Bureau de Change 'elevates the humble brick' in this North London 'Step House'
Instead of the more expected glass structure, this innovative addition reimagines the conventional terraced-house extension, celebrating and elevating the humble brick. The brick’s inherent potential as a stackable module is maximised to create a more sculptural expression of the material.
Using bricks reclaimed from the fabric of the house, the extension exploits the rights of light diagram to create a staggered, extruded form that appears to melt away from the existing structure. This rhythmic stepping generated by the brick is echoed throughout the interior and is integrated in both the plan and section. Viewed from the terrace above, the form creates a striking silhouette – a feature rare in more straightforward additions.

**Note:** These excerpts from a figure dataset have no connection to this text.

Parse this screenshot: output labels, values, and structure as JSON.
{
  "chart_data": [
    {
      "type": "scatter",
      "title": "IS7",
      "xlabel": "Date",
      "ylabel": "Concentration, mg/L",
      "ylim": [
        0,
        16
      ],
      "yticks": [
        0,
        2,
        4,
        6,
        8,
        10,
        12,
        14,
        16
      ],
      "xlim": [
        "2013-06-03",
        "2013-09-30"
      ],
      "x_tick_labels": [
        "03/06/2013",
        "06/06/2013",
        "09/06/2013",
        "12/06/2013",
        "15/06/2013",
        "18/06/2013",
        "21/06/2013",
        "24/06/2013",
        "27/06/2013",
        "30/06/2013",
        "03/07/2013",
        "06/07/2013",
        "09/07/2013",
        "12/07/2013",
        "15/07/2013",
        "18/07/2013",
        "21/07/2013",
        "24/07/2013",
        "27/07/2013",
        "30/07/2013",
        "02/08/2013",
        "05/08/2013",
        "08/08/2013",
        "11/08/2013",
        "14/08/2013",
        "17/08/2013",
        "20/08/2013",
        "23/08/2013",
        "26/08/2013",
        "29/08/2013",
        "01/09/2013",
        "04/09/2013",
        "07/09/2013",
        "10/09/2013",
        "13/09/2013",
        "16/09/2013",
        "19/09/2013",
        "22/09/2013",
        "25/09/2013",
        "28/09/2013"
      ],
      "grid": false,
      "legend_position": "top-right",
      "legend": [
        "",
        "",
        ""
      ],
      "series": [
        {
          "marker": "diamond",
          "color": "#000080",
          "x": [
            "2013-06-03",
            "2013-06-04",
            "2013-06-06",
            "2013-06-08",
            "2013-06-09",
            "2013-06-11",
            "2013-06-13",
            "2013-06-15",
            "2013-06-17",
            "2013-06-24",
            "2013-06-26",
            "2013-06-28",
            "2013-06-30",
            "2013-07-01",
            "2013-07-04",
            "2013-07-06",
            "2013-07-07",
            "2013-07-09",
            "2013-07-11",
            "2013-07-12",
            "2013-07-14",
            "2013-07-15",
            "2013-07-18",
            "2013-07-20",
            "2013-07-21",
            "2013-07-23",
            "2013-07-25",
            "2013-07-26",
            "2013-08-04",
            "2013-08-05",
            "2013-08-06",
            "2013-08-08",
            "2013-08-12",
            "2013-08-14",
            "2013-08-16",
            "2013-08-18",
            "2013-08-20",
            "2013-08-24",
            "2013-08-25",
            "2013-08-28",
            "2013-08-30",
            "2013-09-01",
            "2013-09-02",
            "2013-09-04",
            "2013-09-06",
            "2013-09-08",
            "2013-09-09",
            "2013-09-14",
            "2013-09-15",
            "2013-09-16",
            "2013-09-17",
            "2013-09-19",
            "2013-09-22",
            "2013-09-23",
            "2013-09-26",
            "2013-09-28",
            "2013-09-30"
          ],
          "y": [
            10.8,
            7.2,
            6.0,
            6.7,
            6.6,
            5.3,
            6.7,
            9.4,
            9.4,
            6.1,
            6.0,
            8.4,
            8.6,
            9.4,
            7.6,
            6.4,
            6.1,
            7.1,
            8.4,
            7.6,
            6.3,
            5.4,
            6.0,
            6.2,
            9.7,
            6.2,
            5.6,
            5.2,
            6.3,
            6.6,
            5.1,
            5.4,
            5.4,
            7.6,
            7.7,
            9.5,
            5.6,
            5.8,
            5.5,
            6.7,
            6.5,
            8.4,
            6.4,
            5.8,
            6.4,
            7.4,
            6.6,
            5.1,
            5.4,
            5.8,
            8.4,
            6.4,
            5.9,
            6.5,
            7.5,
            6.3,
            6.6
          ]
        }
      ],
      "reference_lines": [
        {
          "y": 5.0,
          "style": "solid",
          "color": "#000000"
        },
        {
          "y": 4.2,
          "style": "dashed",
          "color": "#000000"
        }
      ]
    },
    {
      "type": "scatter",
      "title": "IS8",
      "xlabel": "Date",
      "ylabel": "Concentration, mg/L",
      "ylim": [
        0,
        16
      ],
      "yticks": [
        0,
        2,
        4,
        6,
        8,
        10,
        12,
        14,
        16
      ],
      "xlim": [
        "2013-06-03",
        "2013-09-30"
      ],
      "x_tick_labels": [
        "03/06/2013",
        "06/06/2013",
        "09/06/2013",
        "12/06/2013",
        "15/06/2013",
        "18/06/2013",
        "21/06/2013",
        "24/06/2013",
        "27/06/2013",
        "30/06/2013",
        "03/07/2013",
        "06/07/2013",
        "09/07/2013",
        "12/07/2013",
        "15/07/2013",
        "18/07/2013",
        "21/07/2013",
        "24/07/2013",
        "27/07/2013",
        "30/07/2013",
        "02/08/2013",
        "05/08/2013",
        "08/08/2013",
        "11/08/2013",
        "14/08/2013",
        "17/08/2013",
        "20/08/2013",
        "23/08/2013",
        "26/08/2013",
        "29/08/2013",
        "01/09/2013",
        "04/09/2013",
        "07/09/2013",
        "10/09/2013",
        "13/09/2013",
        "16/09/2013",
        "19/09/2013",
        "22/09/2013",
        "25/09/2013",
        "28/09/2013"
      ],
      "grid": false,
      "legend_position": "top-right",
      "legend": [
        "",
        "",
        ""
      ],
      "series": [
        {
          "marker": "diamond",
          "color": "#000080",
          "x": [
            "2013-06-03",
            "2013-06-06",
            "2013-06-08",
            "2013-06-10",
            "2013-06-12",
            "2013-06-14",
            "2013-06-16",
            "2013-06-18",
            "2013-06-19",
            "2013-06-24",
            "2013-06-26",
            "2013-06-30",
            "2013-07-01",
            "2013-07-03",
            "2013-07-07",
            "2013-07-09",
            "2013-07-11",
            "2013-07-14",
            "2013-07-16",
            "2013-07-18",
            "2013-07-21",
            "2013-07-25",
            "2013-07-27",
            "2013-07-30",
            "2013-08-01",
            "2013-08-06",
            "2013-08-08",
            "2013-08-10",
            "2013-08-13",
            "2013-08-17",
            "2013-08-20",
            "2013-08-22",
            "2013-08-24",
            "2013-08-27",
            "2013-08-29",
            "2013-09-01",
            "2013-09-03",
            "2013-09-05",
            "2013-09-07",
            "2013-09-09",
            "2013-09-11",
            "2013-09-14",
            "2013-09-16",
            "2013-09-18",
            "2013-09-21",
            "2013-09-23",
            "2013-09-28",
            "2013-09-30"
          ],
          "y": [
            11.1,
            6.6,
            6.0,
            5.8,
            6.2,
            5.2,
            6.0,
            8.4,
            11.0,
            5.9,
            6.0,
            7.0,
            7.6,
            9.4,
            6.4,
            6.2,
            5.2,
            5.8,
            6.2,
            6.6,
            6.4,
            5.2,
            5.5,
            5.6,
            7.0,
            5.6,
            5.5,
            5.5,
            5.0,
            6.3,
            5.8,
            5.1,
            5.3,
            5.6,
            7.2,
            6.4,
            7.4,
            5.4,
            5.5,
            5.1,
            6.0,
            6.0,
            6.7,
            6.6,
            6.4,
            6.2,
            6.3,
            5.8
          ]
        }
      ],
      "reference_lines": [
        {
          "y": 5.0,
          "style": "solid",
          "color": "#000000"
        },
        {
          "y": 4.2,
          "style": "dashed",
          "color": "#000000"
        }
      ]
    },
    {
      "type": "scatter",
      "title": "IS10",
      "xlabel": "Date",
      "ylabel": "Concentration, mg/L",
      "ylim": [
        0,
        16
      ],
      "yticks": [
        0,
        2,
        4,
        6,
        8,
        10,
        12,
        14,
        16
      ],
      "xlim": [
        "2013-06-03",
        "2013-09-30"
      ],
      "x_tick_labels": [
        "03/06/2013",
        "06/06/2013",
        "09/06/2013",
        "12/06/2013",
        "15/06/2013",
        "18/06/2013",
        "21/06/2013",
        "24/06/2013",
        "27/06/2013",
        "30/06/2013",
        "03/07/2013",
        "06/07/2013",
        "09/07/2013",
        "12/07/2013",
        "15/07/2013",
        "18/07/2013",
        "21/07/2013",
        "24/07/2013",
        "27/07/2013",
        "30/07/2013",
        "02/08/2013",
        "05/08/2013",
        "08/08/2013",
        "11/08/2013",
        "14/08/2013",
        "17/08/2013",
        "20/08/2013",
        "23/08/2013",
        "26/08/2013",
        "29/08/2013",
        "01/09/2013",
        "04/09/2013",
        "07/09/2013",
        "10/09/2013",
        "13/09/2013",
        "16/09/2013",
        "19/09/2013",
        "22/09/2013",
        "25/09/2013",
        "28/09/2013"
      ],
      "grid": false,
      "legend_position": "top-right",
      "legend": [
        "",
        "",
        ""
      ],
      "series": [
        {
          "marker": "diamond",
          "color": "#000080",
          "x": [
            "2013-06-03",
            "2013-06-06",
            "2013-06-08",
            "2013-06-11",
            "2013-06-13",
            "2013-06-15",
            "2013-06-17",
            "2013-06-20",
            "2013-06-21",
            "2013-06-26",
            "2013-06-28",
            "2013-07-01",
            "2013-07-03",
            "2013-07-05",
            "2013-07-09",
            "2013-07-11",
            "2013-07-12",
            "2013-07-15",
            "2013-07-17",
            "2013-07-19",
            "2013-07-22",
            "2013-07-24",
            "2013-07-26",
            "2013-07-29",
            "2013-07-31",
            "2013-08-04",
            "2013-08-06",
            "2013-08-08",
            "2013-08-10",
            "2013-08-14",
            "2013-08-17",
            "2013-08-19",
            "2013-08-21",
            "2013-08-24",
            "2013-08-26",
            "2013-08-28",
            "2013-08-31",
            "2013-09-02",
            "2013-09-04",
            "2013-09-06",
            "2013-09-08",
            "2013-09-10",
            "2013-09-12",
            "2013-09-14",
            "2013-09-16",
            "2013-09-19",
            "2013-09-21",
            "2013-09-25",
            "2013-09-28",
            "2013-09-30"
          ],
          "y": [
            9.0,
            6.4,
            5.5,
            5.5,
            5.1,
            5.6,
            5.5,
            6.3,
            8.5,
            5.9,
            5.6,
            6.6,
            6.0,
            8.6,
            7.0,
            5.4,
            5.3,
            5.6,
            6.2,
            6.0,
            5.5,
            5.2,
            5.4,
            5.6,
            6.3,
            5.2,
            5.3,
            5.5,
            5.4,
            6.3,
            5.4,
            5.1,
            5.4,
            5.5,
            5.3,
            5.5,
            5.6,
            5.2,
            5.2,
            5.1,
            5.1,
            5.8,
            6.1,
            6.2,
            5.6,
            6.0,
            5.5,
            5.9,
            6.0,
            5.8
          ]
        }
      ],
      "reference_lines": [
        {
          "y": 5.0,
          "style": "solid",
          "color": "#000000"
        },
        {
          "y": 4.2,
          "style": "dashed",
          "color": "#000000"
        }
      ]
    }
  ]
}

The standard layout has been flipped, with the kitchen taking its new place at the front of the house – an often underused, forgotten space. Here, the original features of the house are retained, emphasised by dark colours and material tones. Moving onward, the spaces unfold in a sequence from dark to light – intensifying the bright, voluminous feel of the addition. In the centre, the dining room is marked by a change in floor treatment: narrow timber planks with aligned seams transition between the smooth concrete of the kitchen and the roughly-grained concrete of the extension. A light-well ensures the full depth of the plan is bright, and provides a moment of pause within the interior. Here, where faceted glass meets stepped brick, the geometry of the concept is accentuated.
Working closely with the structural engineers, an entirely column-free space has been created in the extension, using laser-cut, double-direction stepped beams to support the first floor. The structure of the addition is integrated into the design from the start – working hand-in-hand to create the appearance of a first floor that is sunken into the extension.
The brick, left exposed inside and out, is celebrated in a way that respects the existing house while clearly departing from the traditional language of the historic architecture.